We can only hope that, one day soon, Andrew Bailey will wake up and realise he is the Governor of the Bank of England . Yet based on his most recent remarks at the European Central Bank conference in Portugal this week, it's still not clear Bailey is aware of the critical role he plays in shaping UK monetary policy.
"The key thing for us is to bring inflation back down to target," he announced to a room full of bankers. Yes, this is quite the "key". In fact we've been desperate for the Bank to tackle inflation for many months now, so it's refreshing to know this is an acknowledged priority.
"That is what we will do," Bailey pronounced in his follow up. Again, good news. How? When? Is there any plan of action, apart from the Bank's governor talking about the UK economy as if the role he plays is a minor one, at best?
If there's any generous reading to be done of Bailey's remarks, it was the not-so-subtle indication that the Bank is considering a 50 basis points jump in interest rates, signalling to markets that faster action may succeed the rather conservative 25 basis points rises we've now experienced five times in a row.
Of course Bailey can't say directly how quickly interest rates will rise in the future – not least because he can't assume how the other eight members of his Monetary Policy Committee will vote – but with the Federal Reserve now taking bullish action on rates, the pressure is on for the BoE to follow. Now that the Fed is putting in the hard work, Bailey is indicating the Bank might also rise to the occasion.
But in many ways, it's too little too late. Central bankers were still in denial about inflation when the headline rate was already double the Bank's 2pc target. There was no move on interest rates when hiking them could have made a meaningful difference to curbing price spirals – and given the bank more international credibility to handle the current situation.
Market expectation is now for rates to reach 3pc: a substantial rise from where we were last winter, when rates were still hovering at record lows. But while this would still be a historically low rate, such a rise will come as a serious shock to generations of borrowers who aren't used to accounting for interest rate hikes.

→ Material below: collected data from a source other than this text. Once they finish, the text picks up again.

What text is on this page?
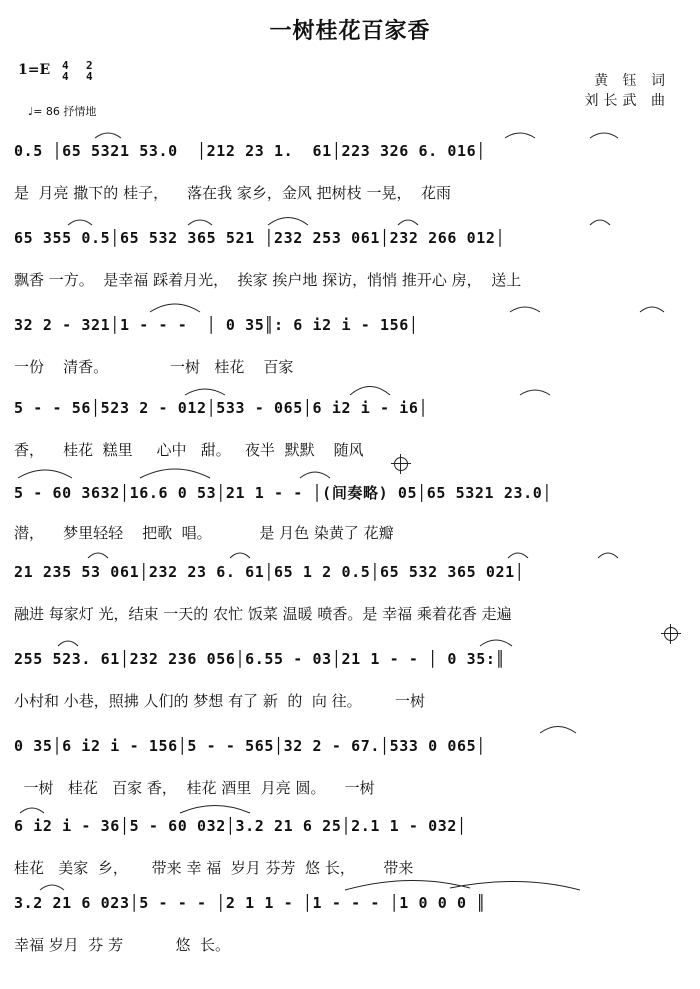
一树桂花百家香
1=E 4
4
2
4
♩= 86 抒情地
黄 钰 词
刘长武 曲
0.5 │65 5321 53.0  │212 23 1.  61│223 326 6. 016│
是  月亮 撒下的 桂子，    落在我 家乡，金风 把树枝 一晃，  花雨
65 355 0.5│65 532 365 521 │232 253 061│232 266 012│
飘香 一方。  是幸福 踩着月光，  挨家 挨户地 探访，悄悄 推开心 房，  送上
32 2 - 321│1 - - -  │ 0 35║: 6 i2 i - 156│
一份    清香。             一树   桂花    百家
5 - - 56│523 2 - 012│533 - 065│6 i2 i - i6│
香，    桂花  糕里     心中   甜。   夜半  默默    随风
5 - 60 3632│16.6 0 53│21 1 - - │(间奏略) 05│65 5321 23.0│
潜，    梦里轻轻    把歌  唱。          是 月色 染黄了 花瓣
21 235 53 061│232 23 6. 61│65 1 2 0.5│65 532 365 021│
融进 每家灯 光，结束 一天的 农忙 饭菜 温暖 喷香。是 幸福 乘着花香 走遍
255 523. 61│232 236 056│6.55 - 03│21 1 - - │ 0 35:║
小村和 小巷，照拂 人们的 梦想 有了 新  的  向 往。       一树
0 35│6 i2 i - 156│5 - - 565│32 2 - 67.│533 0 065│
一树   桂花   百家 香，  桂花 酒里  月亮 圆。    一树
6 i2 i - 36│5 - 60 032│3.2 21 6 25│2.1 1 - 032│
桂花   美家  乡，     带来 幸 福  岁月 芬芳  悠 长，      带来
3.2 21 6 023│5 - - - │2 1 1 - │1 - - - │1 0 0 0 ║
幸福 岁月  芬 芳           悠  长。
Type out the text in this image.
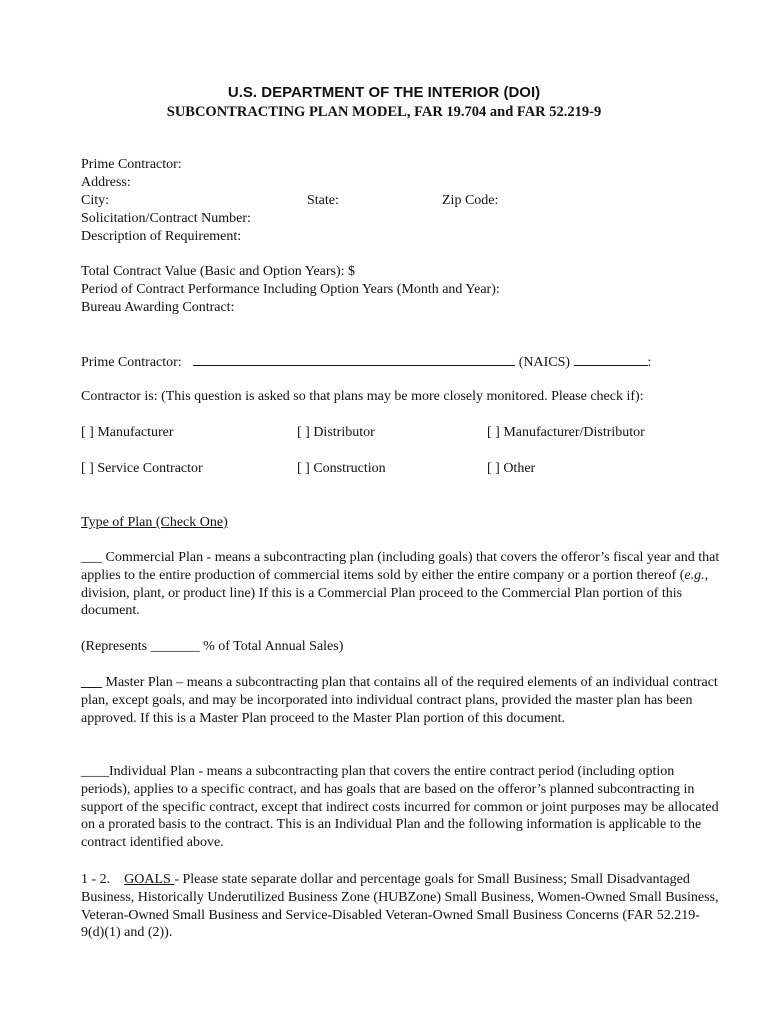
U.S. DEPARTMENT OF THE INTERIOR (DOI)
SUBCONTRACTING PLAN MODEL, FAR 19.704 and FAR 52.219-9
Prime Contractor:
Address:
City:	State:	Zip Code:
Solicitation/Contract Number:
Description of Requirement:
Total Contract Value (Basic and Option Years): $
Period of Contract Performance Including Option Years (Month and Year):
Bureau Awarding Contract:
Prime Contractor:	(NAICS)	:
Contractor is: (This question is asked so that plans may be more closely monitored. Please check if):
[ ] Manufacturer	[ ] Distributor	[ ] Manufacturer/Distributor
[ ] Service Contractor	[ ] Construction	[ ] Other
Type of Plan (Check One)
___ Commercial Plan - means a subcontracting plan (including goals) that covers the offeror’s fiscal year and that applies to the entire production of commercial items sold by either the entire company or a portion thereof (e.g., division, plant, or product line) If this is a Commercial Plan proceed to the Commercial Plan portion of this document.
(Represents _______ % of Total Annual Sales)
___ Master Plan – means a subcontracting plan that contains all of the required elements of an individual contract plan, except goals, and may be incorporated into individual contract plans, provided the master plan has been approved. If this is a Master Plan proceed to the Master Plan portion of this document.
____Individual Plan - means a subcontracting plan that covers the entire contract period (including option periods), applies to a specific contract, and has goals that are based on the offeror’s planned subcontracting in support of the specific contract, except that indirect costs incurred for common or joint purposes may be allocated on a prorated basis to the contract. This is an Individual Plan and the following information is applicable to the contract identified above.
1 - 2. GOALS - Please state separate dollar and percentage goals for Small Business; Small Disadvantaged Business, Historically Underutilized Business Zone (HUBZone) Small Business, Women-Owned Small Business, Veteran-Owned Small Business and Service-Disabled Veteran-Owned Small Business Concerns (FAR 52.219-9(d)(1) and (2)).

As one MP puts it to me: "This is going to be a disaster. We are about to experience sky-high inflation alongside higher borrowing costs, but not high enough that it makes a serious difference to prices."
In other words, the failure of the Bank to act for so long means that interest rate hikes now risk increasing financial pain without the benefit of tackling higher prices.
All this contributes to the growing risk that the UK could soon become the sick man of Europe . Bailey hinted at this in his comments too. "I think the UK economy is probably weakening rather earlier and somewhat more than others," he said – again, more like a passive commentator than an active participant.
The problem is two-fold. Like the rest of Europe, Britain is experiencing a serious shock to its energy sector, as Putin's war has sent oil and gas prices spiralling, increasing competition for non-Russian supplies.
And like the United States, Britain is suffering from an extremely tight labour market , which is also driving prices up, as the official unemployment rate sits at historical lows and the job vacancy rate at a record high of 1.3m. It is the latest example of a long-standing problem: the UK having European levels of taxation and American-quality public services.
As a result, Britain is on track for inflation to peak in the double digits, with current forecasts estimating 11pc. Inflation in America, while thought to be politically disastrous (dubbed 'Bidenflation' by the American right, gearing up for the midterm elections this November), is still below UK levels. The EU average also currently sits behind the UK, at 8.8pc.
The picture of the sick man is, of course, complex: the most recent projections show Britain's economy growing more than the Euro-17 this year. Both France and America have reported contractions to their economies already, in the first quarter of the year, while Britain's economy was confirmed on Thursday to have grown by 0.8pc.
But with inflation so extreme in the UK, this (rather lacklustre) growth is cancelled out in practical terms. Real household income was down by 0.2pc between January and March, falling for the fifth consecutive quarter: so while Brits are being told that their domestic economy is growing, they feel in their pockets and pay packets that their purchasing power is shrinking.
And it's going to get worse, according to Bailey, as we experience a 'further step-up in UK inflation later this year' when the energy price cap rises once more – by some current estimates, by at least £1,000. So the better growth the UK is experiencing now compared to its neighbours is still at risk of taking a downward turn.
If that happens, central bankers, and indeed politicians, still seem underprepared for difficult times. It's been well-established that they can print and spend money, but the more difficult decisions remain off-limits.
To tackle the tight labour market, this should include considering visa extensions, at least in the short term, and discussions around how to get Britain's five million missing workers back into the workforce. To tackle rising energy costs, politicians need to seriously consider what they can trim back and cut to let people keep more of their earnings.
And the Bank needs to stop dithering and acting like a neutral factor in the economic crisis we're in. That starts with its governor.